The bank expects government spending as a share of overall growth to soar, contributing 4 percentage points next year, or more than half the total growth. There will be a price to be paid, with the government account going from a modest fiscal surplus to a deficit of about 2.6 percent of GDP. The good news is that China is on the ball, having announced a 4 trillion yuan stimulus package followed by a large interest rate cut.
China’s growth has been very lopsided and skewed in favor of those already well-off. The glitzy blocks of shops, luxury offices and upmarket apartments that line the main roads of Beijing, Guangzhou, Shanghai, Shenzhen and other cities are testament to who have benefited. Cheaper housing for the masses is less evident.
Popular pressures may encourage the government to remedy some of the deficiencies. Workers, especially those in Pearl River delta factories who have lost their jobs are making their voices heard.
Pandering to the newly vociferous workers who have tasted prosperity from industrial work but lost their jobs could be good both in stimulating the economy and in correcting one big imbalance: China’s consumption is less than 40 percent of GDP, too low to be healthy. Lower income groups have a higher propensity to spend, and this could have a good multiplier effect in boosting the economy.
David Dollar, the World Bank’s China director, is optimistic that the country can develop a new and healthier growth model, provided that it remembers the basic principles that have served it since 1978:
• Renewed focus on education so that even the rural poor get at least nine, preferably 12, years of schooling.
• Greater incentives for private investment, and continuing openness to imports and direct investment.
• Renewed pragmatic emphasis on infrastructure.
One important question is whether, and to what extent, China can help the rest of the world. The answer is not as much as outsiders would like.
The best that China can do is to learn from history.

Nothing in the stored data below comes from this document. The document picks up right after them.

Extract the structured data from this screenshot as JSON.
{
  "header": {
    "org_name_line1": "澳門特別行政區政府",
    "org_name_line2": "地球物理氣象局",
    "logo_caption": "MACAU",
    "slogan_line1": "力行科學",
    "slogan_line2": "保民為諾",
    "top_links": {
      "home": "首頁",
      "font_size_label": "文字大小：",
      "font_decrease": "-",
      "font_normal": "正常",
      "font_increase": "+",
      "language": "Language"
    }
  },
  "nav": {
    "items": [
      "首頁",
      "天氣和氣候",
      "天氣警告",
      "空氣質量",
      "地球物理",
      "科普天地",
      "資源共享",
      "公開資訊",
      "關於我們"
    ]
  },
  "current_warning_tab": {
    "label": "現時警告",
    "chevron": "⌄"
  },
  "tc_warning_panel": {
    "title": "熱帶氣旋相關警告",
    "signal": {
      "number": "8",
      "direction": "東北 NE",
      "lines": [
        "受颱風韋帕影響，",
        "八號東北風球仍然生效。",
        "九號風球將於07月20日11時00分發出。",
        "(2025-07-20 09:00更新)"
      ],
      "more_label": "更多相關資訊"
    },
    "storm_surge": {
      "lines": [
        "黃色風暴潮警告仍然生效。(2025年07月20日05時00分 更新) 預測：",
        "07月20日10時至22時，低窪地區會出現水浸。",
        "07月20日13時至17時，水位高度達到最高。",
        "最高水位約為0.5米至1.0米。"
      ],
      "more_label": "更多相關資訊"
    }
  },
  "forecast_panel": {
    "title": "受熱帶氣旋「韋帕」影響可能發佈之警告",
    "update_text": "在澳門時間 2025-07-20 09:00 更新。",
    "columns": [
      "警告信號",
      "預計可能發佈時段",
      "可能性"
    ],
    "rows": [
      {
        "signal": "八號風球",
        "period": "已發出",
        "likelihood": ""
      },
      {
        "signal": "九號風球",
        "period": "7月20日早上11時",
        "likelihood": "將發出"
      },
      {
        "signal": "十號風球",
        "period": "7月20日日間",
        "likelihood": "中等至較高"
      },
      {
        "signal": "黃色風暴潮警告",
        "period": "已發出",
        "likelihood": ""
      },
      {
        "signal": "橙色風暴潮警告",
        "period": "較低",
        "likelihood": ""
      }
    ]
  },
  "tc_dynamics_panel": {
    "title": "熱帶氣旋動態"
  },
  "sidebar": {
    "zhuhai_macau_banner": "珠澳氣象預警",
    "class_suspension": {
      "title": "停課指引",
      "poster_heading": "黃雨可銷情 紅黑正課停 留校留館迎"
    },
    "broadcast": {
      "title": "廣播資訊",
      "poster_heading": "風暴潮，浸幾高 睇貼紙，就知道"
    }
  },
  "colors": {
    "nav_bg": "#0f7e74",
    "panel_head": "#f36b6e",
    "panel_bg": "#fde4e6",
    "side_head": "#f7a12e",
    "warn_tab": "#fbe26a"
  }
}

Strangely, many American economists are talking glibly of a repeat of the Great Depression of the 1930s, without realizing that today’s China is in the position that the U.S. was then — the global manufacturing powerhouse — while the U.S. at present is like the ailing Britain or France of the 1930s.
China is showing some worrying signs that it may try to emulate the U.S., though the revaluation of the yuan has been stopped and some economists say it may fall to 7 against the dollar by yearend (from 6.88 Thursday). But Beijing’s plans to give export tax rebates on almost 4,000 items is a worrying portent that it may try to export its way to growth. This could lead to the risk of trade wars.
China already runs a massive current account surplus, which is forecast by the World Bank to rise from $386 billion this year to $427 billion next, even though this would imply a fall to 8.9 percent of GDP from 9.3 percent, which is still huge for a developing country.
It would be far better for China to re-engineer — turn the former export factories to produce for the domestic market and realize the benefits of a dream market of a billion people.
Then let the foreigners try to compete if they can. If they can, maybe a global balance may be achieved. If they cannot, then next time there are global economic problems, China will be setting the pace and may not have to worry so much about problems in the West.
Kevin Rafferty has edited daily newspapers in Hong Kong, India, Malaysia and Thailand.